History of the American People, Since 1877: Exploration of aspects in American history from Reconstruction to the second half of the Twentieth Century. This survey encompasses the constitutional, political, social and economic development of the United States since 1877. Particular emphasis will be placed on the rise of the United States as an industrial and world power.

History of the American People, Since 1877 (HONORS): Explores the history of American life including constitutional, political, social, intellectual and economic development from Reconstruction to the present. Specific themes will vary by instructor. Please refer to the NWACC Honors Program section in the current catalog for more information.

History of Arkansas: A presentation of the political, economic, social and cultural development of Arkansas from the arrival of the Native American to the present.

The United States and Vietnam: A survey of the Vietnam War with emphasis on the role played by the United States, as well as an analysis of its impact on American politics and society.

History of the American West, Travel (HONORS): The history of the American West from the earliest Native American civilizations to the present day. Specific course content will vary by term. The travel component of the course will reflect and augment course content with a varied itinerary as needed. Possible course topics include: a historiography of the nature and definition of the West, Native American civilizations, exploration and expansion, race relations and conflict between and among inhabitants, social and economic development of the region, and conservation and recreation in the region.

World Civilization

 
World Civilizations to 1500 - This survey of World Civilizations offers students a global and comparative perspective on the emergence and development of civilizations to 1500.

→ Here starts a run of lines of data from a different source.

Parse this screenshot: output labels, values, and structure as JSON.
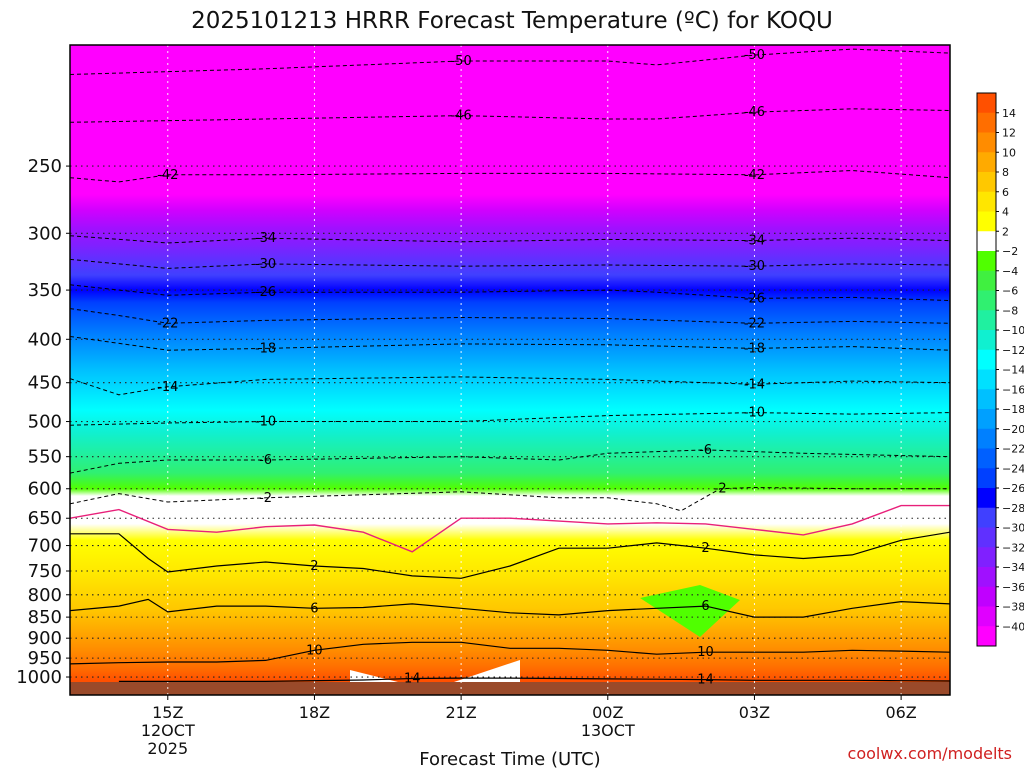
{
  "chart_data": {
    "type": "heatmap",
    "title": "2025101213 HRRR Forecast Temperature (ºC) for KOQU",
    "xlabel": "Forecast Time (UTC)",
    "ylabel": "",
    "credit": "coolwx.com/modelts",
    "y_axis": {
      "unit": "hPa",
      "reversed": true,
      "ylim": [
        1050,
        180
      ],
      "ticks": [
        250,
        300,
        350,
        400,
        450,
        500,
        550,
        600,
        650,
        700,
        750,
        800,
        850,
        900,
        950,
        1000
      ]
    },
    "x_axis": {
      "unit": "forecast hours",
      "xlim": [
        0,
        18
      ],
      "ticks": [
        {
          "x": 2,
          "lines": [
            "15Z",
            "12OCT",
            "2025"
          ]
        },
        {
          "x": 5,
          "lines": [
            "18Z"
          ]
        },
        {
          "x": 8,
          "lines": [
            "21Z"
          ]
        },
        {
          "x": 11,
          "lines": [
            "00Z",
            "13OCT"
          ]
        },
        {
          "x": 14,
          "lines": [
            "03Z"
          ]
        },
        {
          "x": 17,
          "lines": [
            "06Z"
          ]
        }
      ]
    },
    "colorbar": {
      "labels": [
        "14",
        "12",
        "10",
        "8",
        "6",
        "4",
        "2",
        "−2",
        "−4",
        "−6",
        "−8",
        "−10",
        "−12",
        "−14",
        "−16",
        "−18",
        "−20",
        "−22",
        "−24",
        "−26",
        "−28",
        "−30",
        "−32",
        "−34",
        "−36",
        "−38",
        "−40"
      ],
      "colors": [
        "#ff5000",
        "#ff6e00",
        "#ff8c00",
        "#ffaa00",
        "#ffc800",
        "#ffe600",
        "#ffff00",
        "#ffffff",
        "#50ff00",
        "#40f040",
        "#30f070",
        "#20f0a0",
        "#10f0d0",
        "#00ffff",
        "#00e0ff",
        "#00c0ff",
        "#00a0ff",
        "#0080ff",
        "#0060ff",
        "#0040ff",
        "#0000ff",
        "#4040ff",
        "#6030ff",
        "#8020ff",
        "#a010ff",
        "#c000ff",
        "#e000ff",
        "#ff00ff"
      ]
    },
    "contours": [
      {
        "level": -50,
        "label": "-50",
        "points": [
          [
            0,
            195
          ],
          [
            4,
            192
          ],
          [
            8,
            188
          ],
          [
            11,
            188
          ],
          [
            12,
            190
          ],
          [
            14,
            185
          ],
          [
            16,
            182
          ],
          [
            18,
            184
          ]
        ]
      },
      {
        "level": -46,
        "label": "-46",
        "points": [
          [
            0,
            222
          ],
          [
            4,
            220
          ],
          [
            8,
            218
          ],
          [
            11,
            220
          ],
          [
            12,
            220
          ],
          [
            14,
            216
          ],
          [
            16,
            214
          ],
          [
            18,
            215
          ]
        ]
      },
      {
        "level": -42,
        "label": "-42",
        "points": [
          [
            0,
            258
          ],
          [
            1,
            261
          ],
          [
            2,
            256
          ],
          [
            4,
            256
          ],
          [
            8,
            255
          ],
          [
            11,
            255
          ],
          [
            14,
            256
          ],
          [
            16,
            253
          ],
          [
            18,
            258
          ]
        ]
      },
      {
        "level": -34,
        "label": "-34",
        "points": [
          [
            0,
            302
          ],
          [
            2,
            308
          ],
          [
            4,
            304
          ],
          [
            8,
            307
          ],
          [
            11,
            305
          ],
          [
            14,
            306
          ],
          [
            16,
            304
          ],
          [
            18,
            306
          ]
        ]
      },
      {
        "level": -30,
        "label": "-30",
        "points": [
          [
            0,
            322
          ],
          [
            2,
            330
          ],
          [
            4,
            326
          ],
          [
            8,
            328
          ],
          [
            11,
            327
          ],
          [
            14,
            328
          ],
          [
            16,
            326
          ],
          [
            18,
            327
          ]
        ]
      },
      {
        "level": -26,
        "label": "-26",
        "points": [
          [
            0,
            345
          ],
          [
            2,
            355
          ],
          [
            4,
            352
          ],
          [
            8,
            352
          ],
          [
            11,
            350
          ],
          [
            12,
            352
          ],
          [
            14,
            358
          ],
          [
            16,
            357
          ],
          [
            18,
            360
          ]
        ]
      },
      {
        "level": -22,
        "label": "-22",
        "points": [
          [
            0,
            368
          ],
          [
            1,
            375
          ],
          [
            2,
            383
          ],
          [
            4,
            380
          ],
          [
            8,
            377
          ],
          [
            11,
            378
          ],
          [
            14,
            383
          ],
          [
            16,
            381
          ],
          [
            18,
            383
          ]
        ]
      },
      {
        "level": -18,
        "label": "-18",
        "points": [
          [
            0,
            397
          ],
          [
            2,
            412
          ],
          [
            4,
            410
          ],
          [
            8,
            405
          ],
          [
            11,
            406
          ],
          [
            14,
            410
          ],
          [
            16,
            408
          ],
          [
            18,
            412
          ]
        ]
      },
      {
        "level": -14,
        "label": "-14",
        "points": [
          [
            0,
            445
          ],
          [
            1,
            465
          ],
          [
            2,
            455
          ],
          [
            4,
            446
          ],
          [
            8,
            443
          ],
          [
            11,
            446
          ],
          [
            14,
            452
          ],
          [
            16,
            448
          ],
          [
            18,
            450
          ]
        ]
      },
      {
        "level": -10,
        "label": "-10",
        "points": [
          [
            0,
            505
          ],
          [
            2,
            502
          ],
          [
            4,
            500
          ],
          [
            8,
            500
          ],
          [
            11,
            492
          ],
          [
            14,
            488
          ],
          [
            16,
            490
          ],
          [
            18,
            488
          ]
        ]
      },
      {
        "level": -6,
        "label": "-6",
        "points": [
          [
            0,
            575
          ],
          [
            1,
            560
          ],
          [
            2,
            555
          ],
          [
            4,
            555
          ],
          [
            8,
            550
          ],
          [
            10,
            555
          ],
          [
            11,
            545
          ],
          [
            13,
            540
          ],
          [
            15,
            545
          ],
          [
            18,
            550
          ]
        ]
      },
      {
        "level": -2,
        "label": "-2",
        "points": [
          [
            0,
            625
          ],
          [
            1,
            608
          ],
          [
            2,
            622
          ],
          [
            4,
            615
          ],
          [
            8,
            605
          ],
          [
            10,
            615
          ],
          [
            11,
            615
          ],
          [
            12,
            625
          ],
          [
            12.5,
            637
          ],
          [
            13.3,
            600
          ],
          [
            14,
            598
          ],
          [
            16,
            600
          ],
          [
            18,
            600
          ]
        ]
      },
      {
        "level": 0,
        "label": "",
        "points": [
          [
            0,
            650
          ],
          [
            1,
            635
          ],
          [
            2,
            670
          ],
          [
            3,
            675
          ],
          [
            4,
            665
          ],
          [
            5,
            662
          ],
          [
            6,
            675
          ],
          [
            7,
            712
          ],
          [
            8,
            650
          ],
          [
            9,
            650
          ],
          [
            10,
            655
          ],
          [
            11,
            660
          ],
          [
            12,
            658
          ],
          [
            13,
            660
          ],
          [
            14,
            670
          ],
          [
            15,
            680
          ],
          [
            16,
            660
          ],
          [
            17,
            628
          ],
          [
            18,
            628
          ]
        ]
      },
      {
        "level": 2,
        "label": "2",
        "points": [
          [
            0,
            678
          ],
          [
            1,
            678
          ],
          [
            1.6,
            725
          ],
          [
            2,
            752
          ],
          [
            3,
            740
          ],
          [
            4,
            732
          ],
          [
            5,
            740
          ],
          [
            6,
            745
          ],
          [
            7,
            760
          ],
          [
            8,
            765
          ],
          [
            9,
            740
          ],
          [
            10,
            705
          ],
          [
            11,
            705
          ],
          [
            12,
            695
          ],
          [
            13,
            705
          ],
          [
            14,
            718
          ],
          [
            15,
            725
          ],
          [
            16,
            718
          ],
          [
            17,
            690
          ],
          [
            18,
            675
          ]
        ]
      },
      {
        "level": 6,
        "label": "6",
        "points": [
          [
            0,
            835
          ],
          [
            1,
            825
          ],
          [
            1.6,
            810
          ],
          [
            2,
            838
          ],
          [
            3,
            825
          ],
          [
            4,
            825
          ],
          [
            5,
            830
          ],
          [
            6,
            828
          ],
          [
            7,
            820
          ],
          [
            8,
            830
          ],
          [
            9,
            840
          ],
          [
            10,
            845
          ],
          [
            11,
            835
          ],
          [
            12,
            830
          ],
          [
            13,
            825
          ],
          [
            14,
            850
          ],
          [
            15,
            850
          ],
          [
            16,
            830
          ],
          [
            17,
            815
          ],
          [
            18,
            820
          ]
        ]
      },
      {
        "level": 10,
        "label": "10",
        "points": [
          [
            0,
            965
          ],
          [
            1,
            962
          ],
          [
            2,
            960
          ],
          [
            3,
            960
          ],
          [
            4,
            956
          ],
          [
            5,
            930
          ],
          [
            6,
            915
          ],
          [
            7,
            910
          ],
          [
            8,
            910
          ],
          [
            9,
            925
          ],
          [
            10,
            925
          ],
          [
            11,
            930
          ],
          [
            12,
            940
          ],
          [
            13,
            935
          ],
          [
            14,
            935
          ],
          [
            15,
            935
          ],
          [
            16,
            930
          ],
          [
            17,
            932
          ],
          [
            18,
            935
          ]
        ]
      },
      {
        "level": 14,
        "label": "14",
        "points": [
          [
            1,
            1012
          ],
          [
            2,
            1012
          ],
          [
            3,
            1012
          ],
          [
            4,
            1012
          ],
          [
            6,
            1008
          ],
          [
            7,
            1004
          ],
          [
            8,
            1003
          ],
          [
            9,
            1003
          ],
          [
            10,
            1004
          ],
          [
            11,
            1005
          ],
          [
            12,
            1006
          ],
          [
            13,
            1007
          ],
          [
            14,
            1009
          ],
          [
            15,
            1009
          ],
          [
            16,
            1009
          ],
          [
            17,
            1010
          ],
          [
            18,
            1011
          ]
        ]
      }
    ]
  }
}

World Civilizations to 1500 (HONORS): This survey of World Civilizations offers students a global and comparative perspective on the emergence and development of civilizations to 1500.

World Civilizations Since 1500: This survey of World Civilizations offers students a global and comparative perspective on the development of civilization since 1500.

World Civilizations Since 1500 (HONORS): This survey of World Civilizations offers students a global and comparative perspective on the development of civilization since 1500.

*From time to time, the various departments will offer SPECIAL TOPICS courses and INDEPENDENT STUDY courses.